黄にとっては何者からかのメッセージだとしか思えなかった。仮に自分が死んでも喜ぶ政敵はいても生活が楽になった国民くらいしか悲しみを感じないだろう。国民は国家指導者が亡くなったことよりも今の生活を守ることに精一杯であり直ぐに記憶から薄れていってしまうだろう。本来であれば農村部との融和を図るべきであり対立する事は愚かなことだろうが、融和を推し進めることで不興を買い、職を辞する事で済めば良いが命を奪われたとあっては元も子もないのだ。

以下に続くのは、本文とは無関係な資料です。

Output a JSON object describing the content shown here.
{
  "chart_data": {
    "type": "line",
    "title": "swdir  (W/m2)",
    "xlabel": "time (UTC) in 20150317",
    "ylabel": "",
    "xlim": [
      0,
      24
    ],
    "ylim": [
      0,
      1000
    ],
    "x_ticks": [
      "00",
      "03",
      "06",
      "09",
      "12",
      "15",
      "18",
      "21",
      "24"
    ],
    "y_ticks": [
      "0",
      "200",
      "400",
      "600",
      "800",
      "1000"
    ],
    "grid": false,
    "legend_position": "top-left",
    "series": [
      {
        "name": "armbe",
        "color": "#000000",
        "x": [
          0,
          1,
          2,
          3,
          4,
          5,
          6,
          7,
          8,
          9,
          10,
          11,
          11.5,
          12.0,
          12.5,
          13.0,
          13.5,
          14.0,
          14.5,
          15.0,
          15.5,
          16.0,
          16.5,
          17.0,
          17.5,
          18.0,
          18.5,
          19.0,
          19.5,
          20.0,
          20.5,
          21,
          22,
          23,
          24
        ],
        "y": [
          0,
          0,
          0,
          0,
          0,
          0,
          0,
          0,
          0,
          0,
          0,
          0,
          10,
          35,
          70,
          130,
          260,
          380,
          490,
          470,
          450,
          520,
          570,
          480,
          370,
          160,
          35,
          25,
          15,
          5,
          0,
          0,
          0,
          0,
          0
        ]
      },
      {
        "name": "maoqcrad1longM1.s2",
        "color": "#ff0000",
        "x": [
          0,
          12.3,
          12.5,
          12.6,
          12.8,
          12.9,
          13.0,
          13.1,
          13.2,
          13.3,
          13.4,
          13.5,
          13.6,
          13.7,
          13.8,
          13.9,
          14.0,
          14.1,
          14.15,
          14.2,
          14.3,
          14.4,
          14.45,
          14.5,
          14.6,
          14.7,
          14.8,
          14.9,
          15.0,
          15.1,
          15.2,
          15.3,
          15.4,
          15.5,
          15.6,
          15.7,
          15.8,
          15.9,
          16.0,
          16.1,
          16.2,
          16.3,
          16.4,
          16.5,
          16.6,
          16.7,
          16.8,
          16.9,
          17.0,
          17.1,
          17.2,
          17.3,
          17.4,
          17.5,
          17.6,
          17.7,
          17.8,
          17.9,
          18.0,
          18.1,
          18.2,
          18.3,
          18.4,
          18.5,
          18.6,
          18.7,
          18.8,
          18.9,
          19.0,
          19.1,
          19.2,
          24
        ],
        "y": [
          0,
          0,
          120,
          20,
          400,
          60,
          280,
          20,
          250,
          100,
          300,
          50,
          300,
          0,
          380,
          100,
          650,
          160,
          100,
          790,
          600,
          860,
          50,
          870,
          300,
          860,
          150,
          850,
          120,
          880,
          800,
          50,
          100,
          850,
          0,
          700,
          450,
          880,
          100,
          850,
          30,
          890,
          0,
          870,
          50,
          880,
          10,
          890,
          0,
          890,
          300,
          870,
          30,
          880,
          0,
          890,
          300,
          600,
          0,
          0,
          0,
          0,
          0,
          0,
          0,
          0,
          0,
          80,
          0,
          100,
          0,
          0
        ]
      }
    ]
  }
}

理想を叶える為にはまず生きていなくてはならない。軍部を総動員して農村部の鎮圧作戦を立案する様に命令書を作成していく。選択肢は少ないかも知れないが可能な限りは逮捕する事を念を入れる。どちらにしても国民は無能な政治家と私を蔑視するだろう。他に手段があったのであれば此方から教えを乞いたいくらいだ。中国で内乱が本格化し、国内の商店は略奪の対象となり治安は悪化していく、自己の権益を守るため権力者は鎮圧作戦をより過激なものと変え農村部は銃弾が飛び交う戦場と化した。それでも中国政府は他国の軍隊の受け入れを拒否し、国境なき医師団の受け入れも当然の如く拒否した。


批判は国家主席である黄に集まり政治的な失策から国家主席と言う人生の成功者から転落する事になる。命を奪われる事はなかったが一族が経営していた事業は徐々に赤字化していく。中国国内の需要を失ったばかりか世界でもシェアを他社に奪われ、打開する案が浮かばなかったのだ。政治家としても起業家としても失敗した者を救う者などいるはずもない。他者が失敗すればするほど自分達が得られる利益が大きくなるのだから当たり前だった。


黄は正常な判断が出来なくなるくらいには追いつめられ決して取ってはならない手をとる事になる。救いの手を指しのべたのは政界の影の首領とされる男であり、黄を陥れる様に情報を制限し、支配した男だった。男の名を黄は知らない。しかし、行く先々での待遇を見ると大物であり、藁にもすがる気持ちで頼る他になかった。男は策が成功したと知ってほくそえんでいた。農村部のギフトホルダーに武器を提供し、一見すると貧富の問題からくる対立だと誤認させ都市部の同志であるギフトホルダーに鎮圧させる。


中国国内においては彼に逆らえる者は少ないが世界を統べるべく生まれた漢民族の正統後継者たる自分が一国の権力者におさまる器ではない。


ウロボロスが中国に蒔いた種は発芽し花を咲かせる。真っ赤な血を吸って育った花は妖しくも何処か人を惹き付ける魅力があったそうだが、中国が世界に与えた混乱は小さくなく経済も混乱することになる。この事件は後世に残る大事件となったが、今を生きる事に必死な者達からの記憶からは消える事になる。百万~三百万人が死亡したとされる【農都事変】は後の国際社会に多大な影響を与える事となった。